Gropius's collection eventually resurfaced in 1955, thirty years after the famous architect donated it to the Thuringian city. Additional items gradually joined the original objects, so today the collection comprises around 13,000 items. More than 1,000 are displayed in the new museum.

Among them are iconic Bauhaus pieces such as a children's cradle by Peter Keller, chairs by Marcel Breuer, and a teapot by Marianne Brandt. According to Blümm, two tables and two cabinets designed by the last director of the art school, Mies van der Rohe, for the Tugendhat villa are also among the most significant exhibits.
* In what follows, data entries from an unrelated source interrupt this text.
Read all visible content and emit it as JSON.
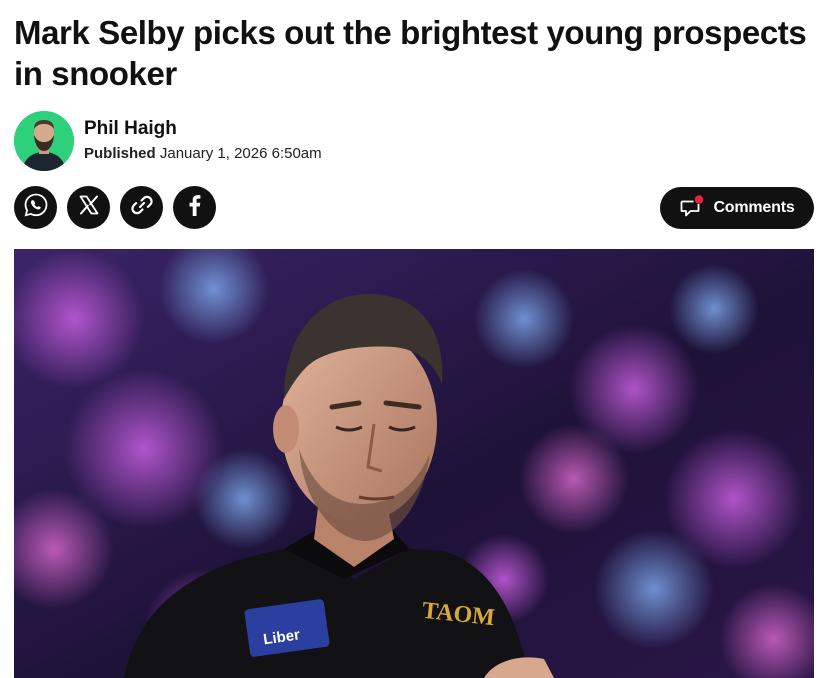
{
  "article": {
    "headline": "Mark Selby picks out the brightest young prospects in snooker"
  },
  "byline": {
    "author": "Phil Haigh",
    "published_label": "Published",
    "published_date": "January 1, 2026 6:50am",
    "avatar_bg": "#2fd07c"
  },
  "share": {
    "buttons": [
      {
        "icon": "whatsapp-icon"
      },
      {
        "icon": "x-icon"
      },
      {
        "icon": "link-icon"
      },
      {
        "icon": "facebook-icon"
      }
    ]
  },
  "comments": {
    "label": "Comments",
    "icon": "comment-bubble-icon",
    "notification_color": "#e8243c"
  },
  "hero_image": {
    "description_icon": "photo",
    "sponsor_patch_text": "Liber",
    "logo_patch_text": "TAOM"
  },
  "colors": {
    "text": "#111111",
    "button_bg": "#111111",
    "avatar_bg": "#2fd07c"
  }
}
These have been long-term loans to the Weimar museum from a private collector, with the exhibition focusing on the question of how we want to live together.

The opportunity to showcase the collection in its greatest variety was one of the main reasons for creating the new Bauhaus museum in the city associated with the Weimar Republic and the giants of German cultural history, Johann Wolfgang von Goethe and Friedrich Schiller. "In the old museum, it was not possible to display the collection in such diversity as here. The climatic conditions were also worse," explains Blümm.

Thanks to the generous space of 2,000 m², the new museum, which focuses among other things on the experimental nature of the art school, even has a workshop where visitors can become creative artists themselves. They will not only have access to traditional tools but also the most modern ones, such as 3D printers.

The concept of the building itself is also very modern, designed by Berlin architect Heike Hanada. The enormous light gray block is interrupted on one side by a large glazed entrance and on two other sides by concentrated windows in one spot of the facade. On the western side of the building, whose construction cost 27 million euros (693 million crowns) and took about three and a half years, the windows are smaller and scattered. The second element dividing the concrete structure consists of 24 horizontal lines running around the entire building. These lines contain LED lighting, which at night, according to Hanada, "dissolves the heaviness of the building".

How successfully this was achieved can be assessed by visitors for the first time this weekend, when admission will be free. On other days, the entrance fee will be 11 euros (282 crowns). Those who do not wish to pay this amount can also explore the museum and a large part of its exhibition through a special mobile application.